Nick now lives in a hostel but says he still knows people who carry their possessions on their backs along with their deliveries.
He said: “I’ve got friends that have spent long periods of time homeless. I found myself drinking more. You want to drink yourself to sleep because it’s a really unfriendly and threatening-looking world you know?
“It’s very bleak and keeping your spirits up is next to impossible.”
Jon Sparkes, chief executive of the Crisis homeless charity, said: “The fact that tens of thousands of people across England cannot afford a safe and secure home despite working all the hours that they can, throws into sharp focus how dire our housing situation has become.
“We know that the pandemic has caused untold damage to people’s lives and livelihoods, but low wages and high rents were trapping people in poverty and homelessness long before coronavirus shut down entire industries. This simply can’t go on.

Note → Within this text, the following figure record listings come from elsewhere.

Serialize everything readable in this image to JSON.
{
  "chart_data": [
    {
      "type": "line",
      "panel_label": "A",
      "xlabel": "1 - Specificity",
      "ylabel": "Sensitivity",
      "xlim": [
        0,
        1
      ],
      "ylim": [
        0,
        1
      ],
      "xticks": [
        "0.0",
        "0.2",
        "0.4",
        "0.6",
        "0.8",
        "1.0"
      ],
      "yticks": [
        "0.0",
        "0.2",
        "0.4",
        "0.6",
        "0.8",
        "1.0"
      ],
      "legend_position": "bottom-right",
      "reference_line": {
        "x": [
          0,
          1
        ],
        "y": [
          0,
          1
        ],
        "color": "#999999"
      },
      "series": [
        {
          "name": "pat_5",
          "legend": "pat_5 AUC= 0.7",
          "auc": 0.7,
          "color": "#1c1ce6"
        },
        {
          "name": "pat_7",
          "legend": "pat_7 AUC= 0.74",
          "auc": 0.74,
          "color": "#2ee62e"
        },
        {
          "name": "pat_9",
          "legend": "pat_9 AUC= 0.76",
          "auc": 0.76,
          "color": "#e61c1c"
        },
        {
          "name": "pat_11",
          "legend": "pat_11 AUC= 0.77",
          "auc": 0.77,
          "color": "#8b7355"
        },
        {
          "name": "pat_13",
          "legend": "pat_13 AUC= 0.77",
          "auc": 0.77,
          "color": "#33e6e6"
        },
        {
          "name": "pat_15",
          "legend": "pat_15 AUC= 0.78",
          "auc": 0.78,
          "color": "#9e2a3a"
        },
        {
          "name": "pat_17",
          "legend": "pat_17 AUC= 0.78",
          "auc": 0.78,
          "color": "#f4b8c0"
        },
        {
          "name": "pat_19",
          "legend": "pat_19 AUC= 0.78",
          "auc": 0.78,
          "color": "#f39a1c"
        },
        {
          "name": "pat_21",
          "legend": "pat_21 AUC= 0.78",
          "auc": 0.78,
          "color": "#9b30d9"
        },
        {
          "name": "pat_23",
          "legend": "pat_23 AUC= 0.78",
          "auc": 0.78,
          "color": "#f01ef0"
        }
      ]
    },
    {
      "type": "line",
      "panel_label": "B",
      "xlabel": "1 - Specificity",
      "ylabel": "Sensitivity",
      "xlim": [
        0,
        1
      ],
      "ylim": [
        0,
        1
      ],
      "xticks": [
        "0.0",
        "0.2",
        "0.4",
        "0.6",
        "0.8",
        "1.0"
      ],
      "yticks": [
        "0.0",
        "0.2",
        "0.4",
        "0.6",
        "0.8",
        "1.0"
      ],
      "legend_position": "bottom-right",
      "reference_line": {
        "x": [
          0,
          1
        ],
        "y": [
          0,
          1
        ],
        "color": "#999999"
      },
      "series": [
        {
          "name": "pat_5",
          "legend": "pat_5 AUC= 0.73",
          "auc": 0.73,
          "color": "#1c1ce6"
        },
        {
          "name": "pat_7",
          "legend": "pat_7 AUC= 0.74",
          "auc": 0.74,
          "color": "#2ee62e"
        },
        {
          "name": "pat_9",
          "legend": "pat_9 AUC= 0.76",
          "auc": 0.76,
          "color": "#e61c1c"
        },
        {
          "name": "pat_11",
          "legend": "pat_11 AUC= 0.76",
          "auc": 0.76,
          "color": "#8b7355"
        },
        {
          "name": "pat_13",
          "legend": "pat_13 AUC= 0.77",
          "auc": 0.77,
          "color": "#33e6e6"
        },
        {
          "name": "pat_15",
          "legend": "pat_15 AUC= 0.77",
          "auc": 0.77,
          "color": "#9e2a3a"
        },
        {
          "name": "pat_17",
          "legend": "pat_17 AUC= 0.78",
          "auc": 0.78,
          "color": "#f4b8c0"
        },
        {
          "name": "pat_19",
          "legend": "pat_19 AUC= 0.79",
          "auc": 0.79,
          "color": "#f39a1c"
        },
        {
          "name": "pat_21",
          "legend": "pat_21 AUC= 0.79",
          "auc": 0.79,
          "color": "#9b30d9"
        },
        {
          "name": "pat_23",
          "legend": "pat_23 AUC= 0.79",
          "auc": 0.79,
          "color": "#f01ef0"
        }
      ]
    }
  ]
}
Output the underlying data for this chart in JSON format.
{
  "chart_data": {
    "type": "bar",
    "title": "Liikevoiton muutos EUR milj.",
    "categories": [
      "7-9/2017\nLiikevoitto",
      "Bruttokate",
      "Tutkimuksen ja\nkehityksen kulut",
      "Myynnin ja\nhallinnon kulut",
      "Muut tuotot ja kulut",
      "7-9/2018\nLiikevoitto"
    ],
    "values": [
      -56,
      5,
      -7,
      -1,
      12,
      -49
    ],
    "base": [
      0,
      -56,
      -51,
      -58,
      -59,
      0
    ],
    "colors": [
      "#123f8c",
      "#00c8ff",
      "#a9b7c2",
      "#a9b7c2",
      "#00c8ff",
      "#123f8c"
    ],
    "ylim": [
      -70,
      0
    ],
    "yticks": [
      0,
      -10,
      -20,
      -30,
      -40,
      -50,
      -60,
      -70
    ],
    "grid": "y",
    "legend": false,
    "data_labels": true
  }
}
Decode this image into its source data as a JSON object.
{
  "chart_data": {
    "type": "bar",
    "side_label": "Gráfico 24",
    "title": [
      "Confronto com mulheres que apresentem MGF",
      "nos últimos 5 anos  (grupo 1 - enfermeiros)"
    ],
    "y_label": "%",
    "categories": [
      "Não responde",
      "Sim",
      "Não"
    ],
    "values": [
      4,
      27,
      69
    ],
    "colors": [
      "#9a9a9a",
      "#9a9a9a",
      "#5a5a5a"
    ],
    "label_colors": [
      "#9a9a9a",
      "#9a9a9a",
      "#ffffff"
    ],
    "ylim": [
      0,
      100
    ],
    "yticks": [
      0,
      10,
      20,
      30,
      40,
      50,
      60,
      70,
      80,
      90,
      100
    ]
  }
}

“If we are to truly build back better the government must get to grips with the root causes that are pushing people into homelessness – this means building the social homes we desperately need and ensuring housing benefit continues to cover the true cost of rents.”
Follow the Daily podcast on Apple Podcasts, Google Podcasts, Spotify, Spreaker
At the end of the working day Florian returns from the construction site exhausted.
He reaches behind the back of a bin to find his flattened cardboard boxes.
He lays them on the ground then, from inside the refuse container, retrieves his hidden sleeping bag.
His phone is charged from being at work. He might watch the news on it before getting some food and going to sleep.
Two months more of this and he thinks he may have saved enough to get himself off the streets.
Although, only if he manages to get a second evening job he’s just applied for as a cleaner.
One day, maybe next year, he hopes to open a fruit stall. For now he clings to his dreams.